A Empresa Baiana de Águas e Saneamento, responsável pela distribuição de água em Camaçari, ressaltou que a água fornecida no município atende rigorosamente os padrões de portabilidade do Ministério da Saúde e que os resultados da análise podem ser conferidos no Sisagua. “A empresa realiza amplo monitoramento por meio de sua rede de laboratórios que acompanha 16.880 Pontos de coleta, localizados em mananciais, Captações de água, Estações de tratamento de água, poços, reservatórios E redes distribuidoras em sua área de atuação”, enfatiza.
Procurado, o SAAE de Santa Maria da Vitória e São Félix do Coribe não respondeu ao pedido de posicionamento sobre a situação da água na cidade.
A Secretaria de Saúde de Santa Maria da Vitória e as Prefeitura de São Félix do Coribe e Camaçari também não responderam a tentativa de contato feita pelo CORREIO.
Projeto de Lei controverso
O Projeto de Lei (PL) 1.459/2022, que determina prazo para a obtenção de registro de agrotóxicos no Brasil, centraliza no Ministério da Agricultura as tarefas de fiscalização e análise desses produtos para uso agropecuário, pode ser votado pelo Senado Federal nas próximas semanas, conforme declaração recente da ex-ministra da Agricultura, a senadora Tereza Cristina (PP-MS), que também é relatora do projeto na Comissão de Agricultura e Reforma Agrária (CRA).

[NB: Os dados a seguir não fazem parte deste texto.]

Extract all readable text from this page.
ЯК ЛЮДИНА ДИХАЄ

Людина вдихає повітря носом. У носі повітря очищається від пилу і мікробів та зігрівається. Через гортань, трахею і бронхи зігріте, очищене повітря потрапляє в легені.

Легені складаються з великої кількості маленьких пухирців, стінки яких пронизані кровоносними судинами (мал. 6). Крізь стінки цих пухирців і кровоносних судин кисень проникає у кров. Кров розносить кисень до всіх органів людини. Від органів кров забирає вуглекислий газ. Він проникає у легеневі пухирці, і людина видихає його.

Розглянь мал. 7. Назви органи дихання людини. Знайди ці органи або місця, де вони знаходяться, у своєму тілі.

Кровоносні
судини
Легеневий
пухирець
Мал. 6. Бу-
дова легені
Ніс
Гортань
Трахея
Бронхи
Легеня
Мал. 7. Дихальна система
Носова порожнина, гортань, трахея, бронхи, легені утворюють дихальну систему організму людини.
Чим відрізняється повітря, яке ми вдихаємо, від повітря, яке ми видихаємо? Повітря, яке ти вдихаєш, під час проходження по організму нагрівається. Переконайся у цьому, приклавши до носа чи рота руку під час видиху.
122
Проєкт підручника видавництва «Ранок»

Na Câmara dos Deputados por 20 anos, o projeto de lei (identificado até ser aprovado pelo Senado como PL 6299/02) foi aprovado no dia 9 de fevereiro de 2022.
A Agência Nacional de Vigilância Sanitário (Fiocruz), a Fundação Oswaldo Cruz (Fiocruz) e a Associação Brasileira de Saúde Coletiva (Abrasco), críticos à proposta, assim como a maioria dos ambientalistas, defendem que o projeto prioriza os interesses econômicos e põe em risco a saúde da população, sobretudo aquela que habita em áreas rurais e estariam ainda mais suscetíveis à intoxicação por meio de água e alimentos.
Do outro lado, grande parte dos representantes do agronegócio argumentam que as propostas do PL contribuem para uma agricultura moderna e desenvolvida, visto que a flexibilização do sistema de registro de defensivos agrícolas tornaria o processo mais ágil e eficiente, assim como reduziria os custos para os produtores rurais.
A Secretaria de Desenvolvimento Rural da Bahia (SDR-BA), a Associação de Agricultores e Irrigantes da Bahia e a Agência de Defesa Agropecuária da Bahia foram procuradas pela reportagem para se posicionar sobre o projeto de lei, mas não responderam.